Five Tuesdays in Winter(45)
But when she begins the story about her first dance, Flo interrupts her. “What about the ghosts in Austria, Mom? Is there one about some ghosts at a fancy ball?”
Marie-Claude shakes her head, certain she has never told either child that story.
Using the headrest, Flo pulls herself up closer from the back seat. “Yeah, there is.” Some of her mother’s fine hair tangles around her fingers, sticky from candy.
“That hurts, Florence,” she says. “Dammit,” she adds in English.
“Maman!” Tristan says, truly shocked to hear an American swear word out of his mother’s mouth.
Marie-Claude is surprised, too, and a bit alarmed by the sudden swell of anger. She had promised herself no harsh words to Flo today.
She looks at the enormous clock beside the speedometer: four more hours. She wonders if Flo or even both of them should have gone with their father to New York instead of coming with her to Hatteras. She cannot predict her moods or the size of Bill and Karen’s house or whether Tristan and Flo will like her friends’ children. She wishes she had enough money to fly them home to Lyon for Easter. She takes her eyes from the road to the fields beside them, a movement as welcome as straightening her legs might be. She wishes she could go on looking sideways.
Tristan says, “What story about ghosts in Austria? Watch the road, Maman. What story about ghosts?” She knows he will persist, never forget, not for one day of their vacation.
“It was in a castle,” Flo says, “a really old spooky castle that used to be a big deal, like a king or a count used to live there or something. And Daddy was there. I think they were engaged then. Were you engaged to Daddy then? Please tell it, Mom.”
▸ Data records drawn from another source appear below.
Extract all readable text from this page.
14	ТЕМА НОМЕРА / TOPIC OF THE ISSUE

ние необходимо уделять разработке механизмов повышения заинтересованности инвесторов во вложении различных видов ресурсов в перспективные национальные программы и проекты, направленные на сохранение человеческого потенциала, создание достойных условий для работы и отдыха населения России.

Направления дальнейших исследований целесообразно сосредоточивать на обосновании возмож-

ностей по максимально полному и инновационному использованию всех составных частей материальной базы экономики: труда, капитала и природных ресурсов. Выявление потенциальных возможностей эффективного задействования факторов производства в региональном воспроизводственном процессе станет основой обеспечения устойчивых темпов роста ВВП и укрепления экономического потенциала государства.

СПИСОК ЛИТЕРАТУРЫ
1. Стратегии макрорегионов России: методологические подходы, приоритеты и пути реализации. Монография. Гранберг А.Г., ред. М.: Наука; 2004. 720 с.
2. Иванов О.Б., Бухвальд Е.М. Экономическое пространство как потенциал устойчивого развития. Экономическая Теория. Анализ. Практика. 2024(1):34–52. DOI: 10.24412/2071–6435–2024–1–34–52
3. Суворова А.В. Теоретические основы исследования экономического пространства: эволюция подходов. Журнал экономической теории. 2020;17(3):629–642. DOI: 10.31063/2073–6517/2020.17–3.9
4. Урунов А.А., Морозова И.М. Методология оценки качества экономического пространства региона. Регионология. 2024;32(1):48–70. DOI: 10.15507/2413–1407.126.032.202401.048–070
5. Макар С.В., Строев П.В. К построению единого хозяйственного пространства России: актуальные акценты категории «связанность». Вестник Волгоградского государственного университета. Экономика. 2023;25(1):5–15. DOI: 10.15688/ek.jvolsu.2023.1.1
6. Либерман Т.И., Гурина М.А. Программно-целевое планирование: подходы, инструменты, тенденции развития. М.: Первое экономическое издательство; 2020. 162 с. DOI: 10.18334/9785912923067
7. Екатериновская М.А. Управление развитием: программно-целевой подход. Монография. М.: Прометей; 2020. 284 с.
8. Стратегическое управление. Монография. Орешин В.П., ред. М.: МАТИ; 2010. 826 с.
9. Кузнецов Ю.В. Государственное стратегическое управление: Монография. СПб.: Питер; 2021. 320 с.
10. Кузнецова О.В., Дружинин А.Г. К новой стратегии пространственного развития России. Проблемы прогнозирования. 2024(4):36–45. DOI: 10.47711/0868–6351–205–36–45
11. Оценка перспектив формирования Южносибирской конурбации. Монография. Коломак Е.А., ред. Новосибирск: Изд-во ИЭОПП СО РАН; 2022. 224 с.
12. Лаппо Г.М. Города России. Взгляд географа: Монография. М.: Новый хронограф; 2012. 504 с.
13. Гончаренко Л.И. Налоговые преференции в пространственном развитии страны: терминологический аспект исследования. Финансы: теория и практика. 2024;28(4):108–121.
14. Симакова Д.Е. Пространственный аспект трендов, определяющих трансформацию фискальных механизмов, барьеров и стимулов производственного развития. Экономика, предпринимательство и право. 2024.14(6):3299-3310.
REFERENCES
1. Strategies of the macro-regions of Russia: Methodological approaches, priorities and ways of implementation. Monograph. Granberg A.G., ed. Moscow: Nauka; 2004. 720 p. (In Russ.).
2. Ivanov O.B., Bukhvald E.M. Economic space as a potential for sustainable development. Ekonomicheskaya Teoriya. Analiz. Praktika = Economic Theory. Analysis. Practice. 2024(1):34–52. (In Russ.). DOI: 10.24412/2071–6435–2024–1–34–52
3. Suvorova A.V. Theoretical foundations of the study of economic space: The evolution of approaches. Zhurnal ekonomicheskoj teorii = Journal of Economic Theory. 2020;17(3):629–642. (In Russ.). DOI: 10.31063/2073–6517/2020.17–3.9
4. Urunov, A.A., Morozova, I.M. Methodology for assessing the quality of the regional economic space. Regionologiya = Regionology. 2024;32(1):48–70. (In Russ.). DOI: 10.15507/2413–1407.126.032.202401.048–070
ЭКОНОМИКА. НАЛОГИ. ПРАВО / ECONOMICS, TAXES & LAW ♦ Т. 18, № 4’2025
This is new, Flo calling her Mom instead of Maman, and Marie-Claude hates it.
She wonders how Flo can know about Austria. Sometimes it feels there is nothing about her life her children cannot uncover, cannot redefine. Once she had thought there would be a certain amount of grace and mystery in being a parent and that what went unsaid about her experiences would be respected and what was revealed would be absorbed without contradiction, occasionally sanctified. Wasn’t that how she had treated her own parents’ pasts? Perhaps it is because they have become American, these children of hers.
“You two tell me stories. I’m tired of talking.”
“No,” says Flo. “Tell the ghost story. Please, Mom, please. Please!”
Tristan joins in, and Marie-Claude lets them continue far past the point at which she’d assumed they’d stop, until their chanting unsettles her more than the idea of telling another story. “Okay,” she says. “Okay.”
“Your father wasn’t with me then,” she begins. “I hadn’t even met him.” She tries but fails to conceal the pleasure she takes in this fact. “I went with my cousin Giselle. She had been invited by her best friend at boarding school in Lausanne, Sigrid. The ball was just outside Linz at a palace that had once belonged to a Habsburg archduke, Franz or Friedle or someone, one of Francis the First’s sixteen children. The palace was later confiscated when the imperial family was forced out of the country by the new government. Eventually, it was resold to this Sigrid’s grandparents. I didn’t know much of the history. I just knew that Giselle traveled with a pack of rich friends and that Sigrid wasn’t the only one who could throw a party in her own castle. And I was a bit more like your father then. I loved big houses and beautiful clothes.”
“He does not,” Flo says, but even in her irritation at one of her mother’s jabs, she can’t muster up enough conviction to pursue an argument. She has already begun to notice how her father seems more pleased when she plays at Janine’s house with the pool than at Bree’s apartment.
Marie-Claude instantly regrets the comparison, regrets this mood on the first day of their trip, and rushes on. “My date was one of Sigrid’s cousins, a sullen boy who seemed to want to talk about nothing else but the strategical blunders of the French army. His country gets occupied twice during one war, and he has the nerve to bring up the failure of the Maginot Line! But I didn’t really care. I was at a ball in a fancy dress and could laugh at just about anything.”
Flo marvels at the thought of her mother (whom friends call a slob, who always wears her hair yanked back with the brown rubber band off the newspaper) in a ball gown, patiently humoring her date. Flo is beginning to question these images her mother feeds them of her disposition before she married their father. She always makes herself out to have been giggly and lighthearted, the gravity of life never pulling on her until she found herself married with children to raise. But her mother’s face is serious, has always been serious, her expression in even the most spontaneous childhood photographs resembling, as her father once said, the portrait of a disgruntled cabinet minister.
Slowly, the story begins to make Marie-Claude feel better as she describes the carriage they rode in, the view of the Danube, the black horses in the twilight. She senses her children’s full attention, Flo’s syrupy breath near her ear and Tristan’s small body turned sideways toward her, and this audience makes her feel needed in a more extravagant, less basic way than usual.
There is so much to tell: the gardens, the courtyard, the intricate bodice of her dress. Finally, the words she chooses are the right ones; they take on the exact shape and magnificence of the moment they describe. She feels strong and alive, driving her children south on a smooth highway.